Aquí no está en juego únicamente la teoría
de la praxis política; en verdad está en juego la
tradición filosófica en su conjunto. En el fondo conviene
tener muy en cuenta el significado secreto que se da aquí
a la filosofía, so pena de no advertir que no se trata solamente
de impulsar y promover un nuevo modo de entender la acción
política, sino que se trata de hacerlo partiendo de la convicción
de que la filosofía consiste y ha consistido siempre en un
ejercicio de teoría política. O dicho de otro modo:
para los padres del pensamiento débil promover una nueva
racionalidad política equivale a promover una nueva racionalidad
filosófica. En cierto modo, y adelantando posibles desarrollos
ulteriores, cabe descubrir una secreta (y por cierto monumental)
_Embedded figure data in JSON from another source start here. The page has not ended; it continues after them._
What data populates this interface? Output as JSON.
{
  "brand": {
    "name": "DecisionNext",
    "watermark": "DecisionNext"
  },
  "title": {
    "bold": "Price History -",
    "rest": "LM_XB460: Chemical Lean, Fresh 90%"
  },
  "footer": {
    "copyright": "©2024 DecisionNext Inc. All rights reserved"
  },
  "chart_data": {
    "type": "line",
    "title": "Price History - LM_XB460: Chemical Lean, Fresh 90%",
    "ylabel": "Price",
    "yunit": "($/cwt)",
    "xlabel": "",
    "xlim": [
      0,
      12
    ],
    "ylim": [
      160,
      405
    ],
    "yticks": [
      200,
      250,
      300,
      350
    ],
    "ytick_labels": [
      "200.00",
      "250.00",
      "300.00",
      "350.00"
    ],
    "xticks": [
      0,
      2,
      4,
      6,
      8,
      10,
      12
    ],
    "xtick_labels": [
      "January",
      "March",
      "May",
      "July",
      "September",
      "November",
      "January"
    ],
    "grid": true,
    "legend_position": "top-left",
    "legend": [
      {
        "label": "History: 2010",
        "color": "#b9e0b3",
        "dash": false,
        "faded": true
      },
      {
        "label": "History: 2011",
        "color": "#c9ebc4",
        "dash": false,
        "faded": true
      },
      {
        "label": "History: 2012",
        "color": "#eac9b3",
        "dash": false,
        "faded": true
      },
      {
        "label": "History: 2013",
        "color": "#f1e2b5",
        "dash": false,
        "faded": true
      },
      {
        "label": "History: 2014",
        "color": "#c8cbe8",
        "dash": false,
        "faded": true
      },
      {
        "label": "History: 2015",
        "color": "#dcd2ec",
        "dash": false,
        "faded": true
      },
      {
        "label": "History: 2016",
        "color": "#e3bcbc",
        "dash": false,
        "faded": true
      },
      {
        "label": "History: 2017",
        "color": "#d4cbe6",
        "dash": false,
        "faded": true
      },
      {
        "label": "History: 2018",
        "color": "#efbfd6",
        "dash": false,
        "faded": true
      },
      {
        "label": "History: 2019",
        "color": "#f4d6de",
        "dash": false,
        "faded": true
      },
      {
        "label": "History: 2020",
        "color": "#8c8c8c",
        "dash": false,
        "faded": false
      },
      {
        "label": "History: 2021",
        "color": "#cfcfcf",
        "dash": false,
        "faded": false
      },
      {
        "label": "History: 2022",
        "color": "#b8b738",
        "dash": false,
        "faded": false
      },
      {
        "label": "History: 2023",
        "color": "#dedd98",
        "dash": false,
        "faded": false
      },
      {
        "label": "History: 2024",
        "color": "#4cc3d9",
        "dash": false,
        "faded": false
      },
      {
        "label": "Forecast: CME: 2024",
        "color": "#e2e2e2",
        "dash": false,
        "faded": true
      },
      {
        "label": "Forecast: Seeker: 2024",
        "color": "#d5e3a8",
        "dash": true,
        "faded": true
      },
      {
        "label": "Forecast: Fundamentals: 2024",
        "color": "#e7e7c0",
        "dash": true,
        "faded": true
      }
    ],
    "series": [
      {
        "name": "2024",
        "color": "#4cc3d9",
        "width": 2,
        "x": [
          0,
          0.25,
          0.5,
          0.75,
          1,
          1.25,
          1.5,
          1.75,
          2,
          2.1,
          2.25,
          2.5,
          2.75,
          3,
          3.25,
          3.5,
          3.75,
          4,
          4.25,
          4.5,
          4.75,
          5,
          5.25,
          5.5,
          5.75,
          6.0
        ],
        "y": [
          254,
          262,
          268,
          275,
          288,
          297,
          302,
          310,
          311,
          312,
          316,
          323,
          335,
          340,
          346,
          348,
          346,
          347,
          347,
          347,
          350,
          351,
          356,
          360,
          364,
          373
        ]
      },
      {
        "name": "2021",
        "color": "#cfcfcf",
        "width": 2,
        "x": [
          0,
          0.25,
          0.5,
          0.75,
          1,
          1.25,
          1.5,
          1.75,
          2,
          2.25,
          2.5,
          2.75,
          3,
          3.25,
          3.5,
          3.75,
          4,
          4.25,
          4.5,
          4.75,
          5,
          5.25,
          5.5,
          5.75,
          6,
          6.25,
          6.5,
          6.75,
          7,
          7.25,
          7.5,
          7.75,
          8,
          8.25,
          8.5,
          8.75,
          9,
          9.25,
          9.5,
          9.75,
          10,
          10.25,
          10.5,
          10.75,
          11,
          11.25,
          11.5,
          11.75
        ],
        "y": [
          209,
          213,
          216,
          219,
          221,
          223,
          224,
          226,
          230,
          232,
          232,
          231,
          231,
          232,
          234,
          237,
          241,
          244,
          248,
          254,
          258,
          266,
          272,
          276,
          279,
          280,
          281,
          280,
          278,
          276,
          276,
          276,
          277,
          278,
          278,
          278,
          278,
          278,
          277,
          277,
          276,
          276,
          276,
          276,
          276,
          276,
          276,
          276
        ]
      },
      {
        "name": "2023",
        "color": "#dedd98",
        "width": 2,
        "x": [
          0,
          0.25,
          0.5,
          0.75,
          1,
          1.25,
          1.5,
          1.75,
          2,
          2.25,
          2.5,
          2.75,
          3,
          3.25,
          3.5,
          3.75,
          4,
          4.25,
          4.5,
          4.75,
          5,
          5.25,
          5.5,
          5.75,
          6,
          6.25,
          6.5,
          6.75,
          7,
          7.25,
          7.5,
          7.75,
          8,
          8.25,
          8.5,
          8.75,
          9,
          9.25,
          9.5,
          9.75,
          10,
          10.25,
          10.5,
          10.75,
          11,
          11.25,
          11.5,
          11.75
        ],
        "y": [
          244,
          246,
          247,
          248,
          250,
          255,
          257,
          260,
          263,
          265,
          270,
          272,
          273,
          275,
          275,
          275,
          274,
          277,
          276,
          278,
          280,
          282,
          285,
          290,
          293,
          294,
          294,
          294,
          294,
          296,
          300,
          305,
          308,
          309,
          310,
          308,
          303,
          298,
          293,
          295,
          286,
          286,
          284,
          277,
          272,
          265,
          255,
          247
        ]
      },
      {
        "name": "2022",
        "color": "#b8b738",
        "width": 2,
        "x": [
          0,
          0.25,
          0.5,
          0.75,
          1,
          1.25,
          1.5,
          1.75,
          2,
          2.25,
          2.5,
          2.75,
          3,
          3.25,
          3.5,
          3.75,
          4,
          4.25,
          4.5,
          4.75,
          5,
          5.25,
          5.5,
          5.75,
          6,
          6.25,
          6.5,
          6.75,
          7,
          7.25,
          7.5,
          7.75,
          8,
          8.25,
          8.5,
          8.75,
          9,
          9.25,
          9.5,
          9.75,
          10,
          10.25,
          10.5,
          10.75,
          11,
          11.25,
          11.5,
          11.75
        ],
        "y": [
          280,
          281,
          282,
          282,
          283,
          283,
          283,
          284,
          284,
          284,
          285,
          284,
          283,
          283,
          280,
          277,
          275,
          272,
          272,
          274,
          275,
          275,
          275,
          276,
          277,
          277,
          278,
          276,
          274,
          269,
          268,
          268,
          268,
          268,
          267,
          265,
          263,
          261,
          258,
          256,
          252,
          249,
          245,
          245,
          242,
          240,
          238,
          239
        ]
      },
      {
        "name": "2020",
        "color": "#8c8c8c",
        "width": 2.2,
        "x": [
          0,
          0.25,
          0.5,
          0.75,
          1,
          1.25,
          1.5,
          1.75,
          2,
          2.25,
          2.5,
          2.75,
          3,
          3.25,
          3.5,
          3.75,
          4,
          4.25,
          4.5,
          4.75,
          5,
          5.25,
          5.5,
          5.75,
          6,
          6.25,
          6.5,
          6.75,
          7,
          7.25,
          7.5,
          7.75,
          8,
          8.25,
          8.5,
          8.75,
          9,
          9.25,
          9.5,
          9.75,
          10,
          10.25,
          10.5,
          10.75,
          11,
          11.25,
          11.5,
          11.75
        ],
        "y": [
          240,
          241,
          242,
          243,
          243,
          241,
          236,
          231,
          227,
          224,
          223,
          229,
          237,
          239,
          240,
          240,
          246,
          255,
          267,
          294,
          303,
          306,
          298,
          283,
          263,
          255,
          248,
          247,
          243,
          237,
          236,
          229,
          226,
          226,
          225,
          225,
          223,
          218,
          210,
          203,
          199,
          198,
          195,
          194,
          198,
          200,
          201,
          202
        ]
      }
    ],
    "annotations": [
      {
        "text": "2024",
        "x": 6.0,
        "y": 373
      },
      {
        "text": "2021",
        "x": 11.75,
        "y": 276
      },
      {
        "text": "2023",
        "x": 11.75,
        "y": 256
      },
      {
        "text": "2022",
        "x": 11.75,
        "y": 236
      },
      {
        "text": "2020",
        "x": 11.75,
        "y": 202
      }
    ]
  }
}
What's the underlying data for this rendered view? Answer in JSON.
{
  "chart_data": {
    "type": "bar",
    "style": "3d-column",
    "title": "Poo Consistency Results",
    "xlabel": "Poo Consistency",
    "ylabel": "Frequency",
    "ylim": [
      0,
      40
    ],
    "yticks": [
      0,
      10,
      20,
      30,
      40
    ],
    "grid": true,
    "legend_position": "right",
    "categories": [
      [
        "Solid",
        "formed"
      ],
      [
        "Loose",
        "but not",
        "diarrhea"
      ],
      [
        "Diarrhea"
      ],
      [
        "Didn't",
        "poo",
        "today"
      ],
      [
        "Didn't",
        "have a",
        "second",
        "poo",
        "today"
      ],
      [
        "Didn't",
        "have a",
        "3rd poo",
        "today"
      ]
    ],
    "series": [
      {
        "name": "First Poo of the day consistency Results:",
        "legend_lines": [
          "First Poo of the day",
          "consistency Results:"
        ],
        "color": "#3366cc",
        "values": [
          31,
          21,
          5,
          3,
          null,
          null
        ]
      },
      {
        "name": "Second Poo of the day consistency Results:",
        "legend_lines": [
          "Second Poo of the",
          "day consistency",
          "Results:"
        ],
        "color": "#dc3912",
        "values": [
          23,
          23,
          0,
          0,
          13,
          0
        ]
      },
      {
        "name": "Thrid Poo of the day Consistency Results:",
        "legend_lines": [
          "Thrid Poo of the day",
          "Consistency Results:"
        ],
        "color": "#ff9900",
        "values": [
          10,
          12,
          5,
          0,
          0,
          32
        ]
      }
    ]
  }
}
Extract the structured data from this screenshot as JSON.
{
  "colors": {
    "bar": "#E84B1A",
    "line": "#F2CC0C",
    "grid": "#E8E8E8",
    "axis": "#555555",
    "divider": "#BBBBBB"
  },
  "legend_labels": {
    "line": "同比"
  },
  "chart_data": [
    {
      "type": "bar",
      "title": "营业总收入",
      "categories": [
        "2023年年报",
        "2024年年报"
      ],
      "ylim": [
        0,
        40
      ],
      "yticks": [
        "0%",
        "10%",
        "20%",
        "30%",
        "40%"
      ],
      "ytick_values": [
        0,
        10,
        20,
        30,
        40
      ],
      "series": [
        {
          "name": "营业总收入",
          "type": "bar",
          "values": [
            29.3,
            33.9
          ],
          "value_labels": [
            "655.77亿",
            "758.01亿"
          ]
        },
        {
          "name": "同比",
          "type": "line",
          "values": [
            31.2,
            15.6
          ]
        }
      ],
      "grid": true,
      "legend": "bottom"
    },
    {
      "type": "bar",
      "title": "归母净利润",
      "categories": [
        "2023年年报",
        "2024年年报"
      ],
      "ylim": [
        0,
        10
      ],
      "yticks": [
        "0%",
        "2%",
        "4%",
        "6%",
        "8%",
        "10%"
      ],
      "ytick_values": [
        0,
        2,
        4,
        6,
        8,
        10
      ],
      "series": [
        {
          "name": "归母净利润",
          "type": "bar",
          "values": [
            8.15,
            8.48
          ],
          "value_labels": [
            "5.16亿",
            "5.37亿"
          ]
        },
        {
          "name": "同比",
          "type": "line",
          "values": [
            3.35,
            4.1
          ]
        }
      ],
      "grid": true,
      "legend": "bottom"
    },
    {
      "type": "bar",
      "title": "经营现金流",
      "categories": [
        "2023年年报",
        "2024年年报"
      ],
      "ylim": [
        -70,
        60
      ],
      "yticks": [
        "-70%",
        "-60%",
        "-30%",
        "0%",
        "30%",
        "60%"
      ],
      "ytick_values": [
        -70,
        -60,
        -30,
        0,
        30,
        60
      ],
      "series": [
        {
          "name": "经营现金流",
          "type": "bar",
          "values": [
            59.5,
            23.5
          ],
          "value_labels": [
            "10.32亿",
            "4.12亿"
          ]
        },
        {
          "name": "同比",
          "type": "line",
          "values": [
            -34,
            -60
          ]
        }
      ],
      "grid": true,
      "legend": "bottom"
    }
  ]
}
paradoja: la coincidencia en la convicción de la vocación
política de la filosofía inherente tanto a las ideologías
políticas que se denuncian, como al renacimiento del discurrir
político en que quiere consistir el pensamiento débil
como denuncia y alternativa de esas mismas ideologías rebatidas.
En rigor, si uno se instala en el seno del acerbo cultural que inspira
el denominado pensamiento débil, la disyuntiva "retórica
- filosofía" no plantearía tanto la duda de si
la retórica es capaz de un conocimiento más acertado
del que alcanza la filosofía, sino la alternativa entre dos
formas de hacer política. CONCLUSIÓN: A lo largo
de este trabajo se ha procurado mostrar:
ARISTÓTELES,
Retórica, Gredos, Madrid, 1990.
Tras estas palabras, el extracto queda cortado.